Blount entered a hard life of drugs and more starting at age 11. She did not receive her high school diploma, but promised Turner that she would get her GED. She struggled for months to make that happen, and it did May 31.
“The whole GED and Co-Lin staff came to campus to tell me that I passed,” said Blount, smiling as she remembered the big moment.
Everyone was crying as they told Blount her test results.
“I did not know that they were coming to bring good news because I had been struggling to pass,” she said.
In August, Blount entered Co-Lin’s precision machining program. She also received full custody of her daughter on the same day. This year is also off to a great start for her as well as she prepares for her GED graduation ceremony Jan. 23.
Clemmens is also excited to be graduating. The 23-year-old has not stopped working since she came to the transitional home July 12, 2016.
“Although she came to us in drug court, she asked to be in drug court,” Turner said.
Clemmens was not ready to deal with the world on her own because she knew she would be tempted to start her old life again, she said.
“I didn’t want to leave jail, so I stayed until they placed me in the Pearl River County drug court,” Clemmens said.
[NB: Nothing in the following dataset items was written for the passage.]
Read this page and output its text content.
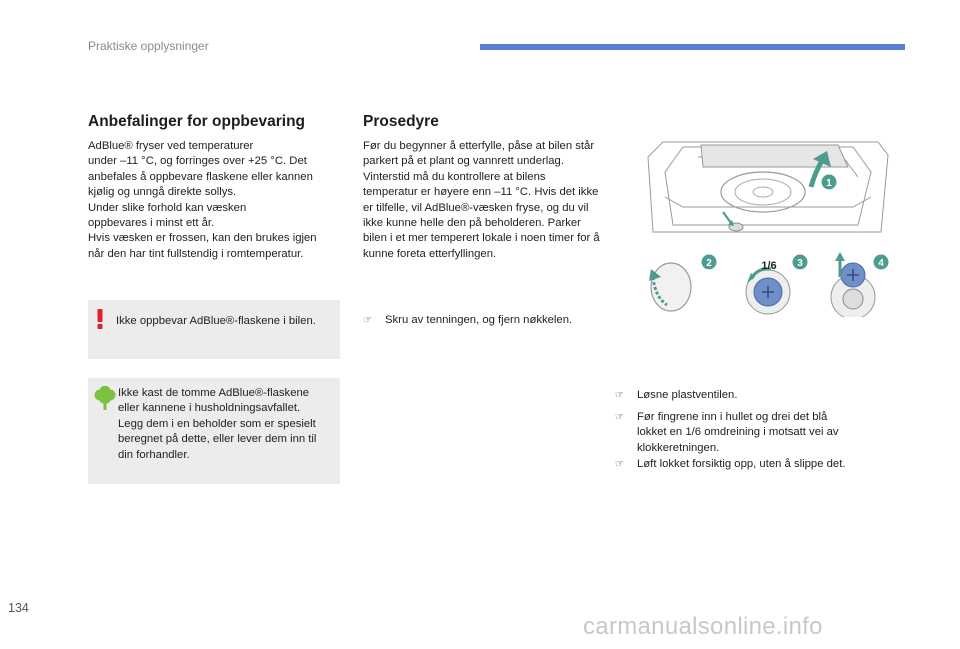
Praktiske opplysninger
Anbefalinger for oppbevaring

AdBlue® fryser ved temperaturer

under –11 °C, og forringes over +25 °C. Det

anbefales å oppbevare flaskene eller kannen

kjølig og unngå direkte sollys.

Under slike forhold kan væsken

oppbevares i minst ett år.

Hvis væsken er frossen, kan den brukes igjen

når den har tint fullstendig i romtemperatur.

Ikke oppbevar AdBlue®-flaskene i bilen.
Ikke kast de tomme AdBlue®-flaskene
eller kannene i husholdningsavfallet.
Legg dem i en beholder som er spesielt
beregnet på dette, eller lever dem inn til
din forhandler.
Prosedyre

Før du begynner å etterfylle, påse at bilen står

parkert på et plant og vannrett underlag.

Vinterstid må du kontrollere at bilens

temperatur er høyere enn –11 °C. Hvis det ikke

er tilfelle, vil AdBlue®-væsken fryse, og du vil

ikke kunne helle den på beholderen. Parker

bilen i et mer temperert lokale i noen timer for å

kunne foreta etterfyllingen.

☞ Skru av tenningen, og fjern nøkkelen.
1
2	1/6 3	4
☞ Løsne plastventilen.
☞ Før fingrene inn i hullet og drei det blå
lokket en 1/6 omdreining i motsatt vei av
klokkeretningen.
☞ Løft lokket forsiktig opp, uten å slippe det.
134
carmanualsonline.info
After working for a local court in town, she was moved to Doll’s House a few months later.
She impressed everyone by passing her GED test on her first try, even after not being in a classroom for almost eight years. She also started her first job in Brookhaven two months ago. She knows that none of this would have happened without Turner’s support. “She has made me stronger and built up my confidence so I could go to school,” Clemmens said.
After she graduates with Blount, she will enroll at Co-Lin as a freshman with hopes of majoring in psychology after she completes the general studies.
Both women are on the right paths of recovery thanks to their new mother who always had faith in them.
“This is manifestation of what God called us to do, there’s purpose in the pain,” Turner said.